Ron Paul’s Federal Reserve audit approved by House committee
One of Rep. Ron Paul’s (R-TX) lifelong policy goals is on the brink of becoming a reality.
In a nearly unanimous voice vote on Wednesday, the House Oversight Committee approved a bill that would require the U.S. Federal Reserve to conduct a first-ever complete audit of its books and divulge details about its monetary policy discussions. The bill is expected to be taken up by the full House of Representatives sometime next month.
Paul, a longtime critic of the Fed and fiat currencies in general, had previously supported an audit that became part of the Dodd-Frank Wall Street Reform and Consumer Protection Act.

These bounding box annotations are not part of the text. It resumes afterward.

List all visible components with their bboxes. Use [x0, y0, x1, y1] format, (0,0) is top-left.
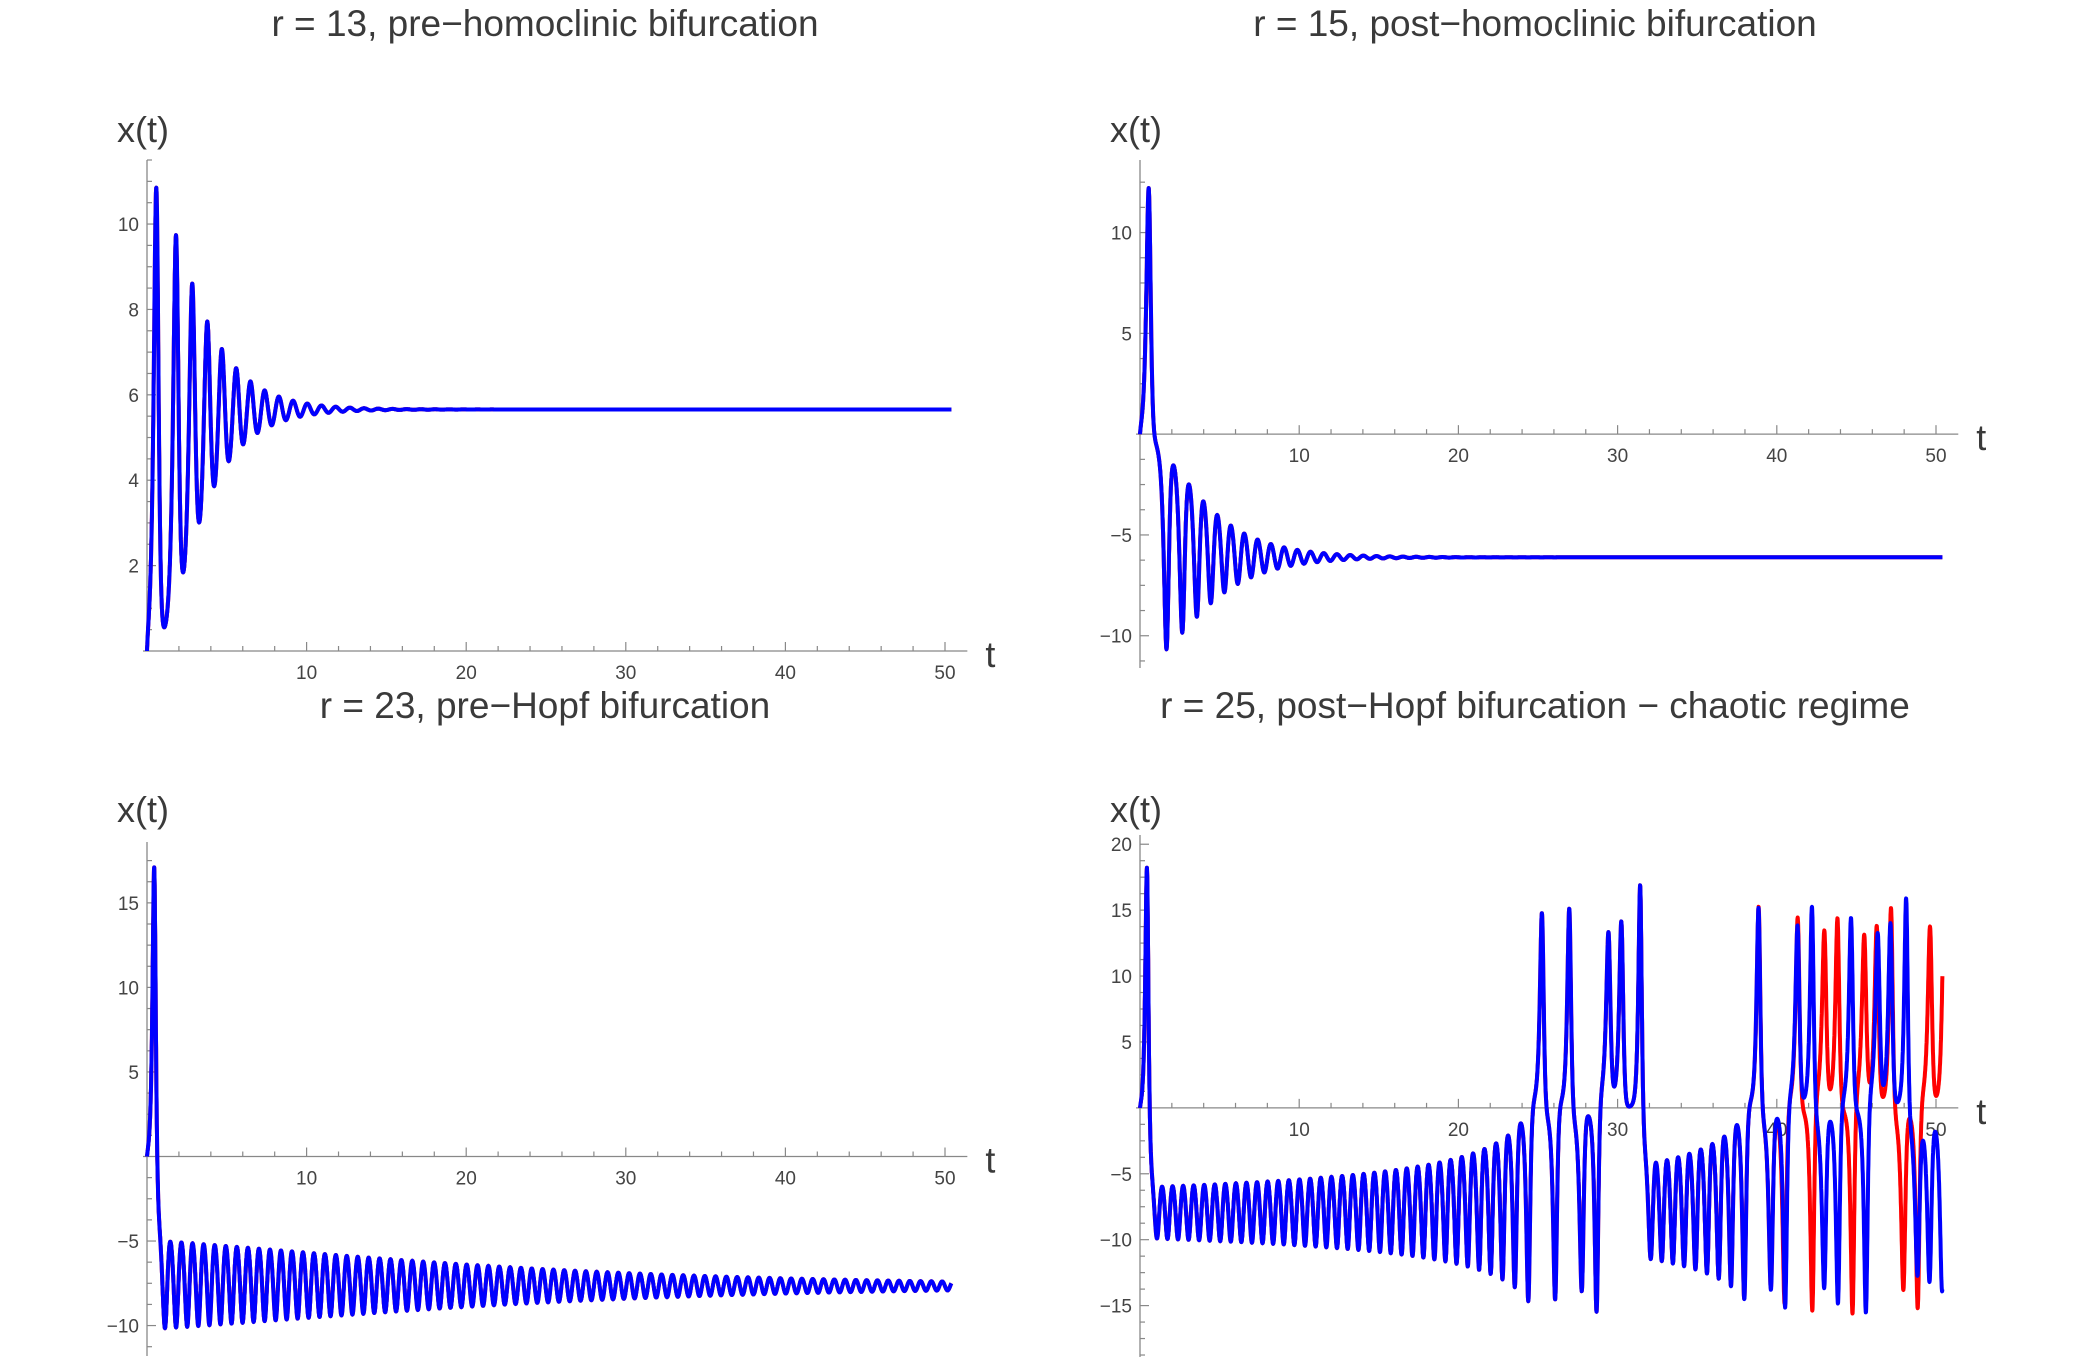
x-tick-label: 10 [1289, 1120, 1310, 1141]
x-axis-label: t [985, 634, 995, 675]
x-tick-label: 20 [456, 1168, 477, 1189]
chart-title: r = 15, post−homoclinic bifurcation [1253, 3, 1817, 44]
x-tick-label: 20 [1448, 1120, 1469, 1141]
x-tick-label: 20 [1448, 446, 1469, 467]
y-tick-label: 10 [1111, 967, 1132, 988]
x-axis-label: t [1976, 417, 1986, 458]
chart-title: r = 23, pre−Hopf bifurcation [320, 685, 770, 726]
y-tick-label: 2 [128, 557, 139, 578]
y-axis-label: x(t) [1110, 109, 1162, 150]
x-tick-label: 30 [615, 1168, 636, 1189]
y-tick-label: −10 [107, 1317, 139, 1338]
y-tick-label: 10 [1111, 224, 1132, 245]
x-tick-label: 10 [296, 1168, 317, 1189]
x-tick-label: 10 [296, 663, 317, 684]
y-axis-label: x(t) [117, 789, 169, 830]
x-tick-label: 10 [1289, 446, 1310, 467]
y-tick-label: 5 [128, 1063, 139, 1084]
y-tick-label: 15 [118, 894, 139, 915]
y-tick-label: −5 [1110, 526, 1132, 547]
y-tick-label: 8 [128, 300, 139, 321]
y-axis-label: x(t) [117, 109, 169, 150]
chart-panel-4: r = 25, post−Hopf bifurcation − chaotic … [1100, 685, 1986, 1357]
x-tick-label: 30 [615, 663, 636, 684]
y-tick-label: −10 [1100, 1231, 1132, 1252]
y-tick-label: 6 [128, 386, 139, 407]
y-tick-label: 5 [1121, 1033, 1132, 1054]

That audit required the Fed to disclose its lending practices during the 2008 financial crisis, revealing that the bank doled out more than $16 trillion in loans and assets swaps to financial institutions all over the world in an effort to stabilize global markets and keep credit flowing.
Paul, however, felt that the audit which ultimate cleared the U.S. Senate was a stripped down version of what he believes is needed, and most of his colleagues now agree. His bill has garnered an impressive bipartisan coalition of more than 257 co-sponsors — more than half the House — giving it enough votes to pass.
The Senate version, introduced by Paul’s son Rand (R-KY), faces a tougher road. All of its 20 co-sponsors are Republican, and it has been stuck in the Senate Committee on Banking, Housing, and Urban Affairs, which is chaired by Sen. Tim Johnson (D-SD). He has not said whether the bill will be marked-up for debate.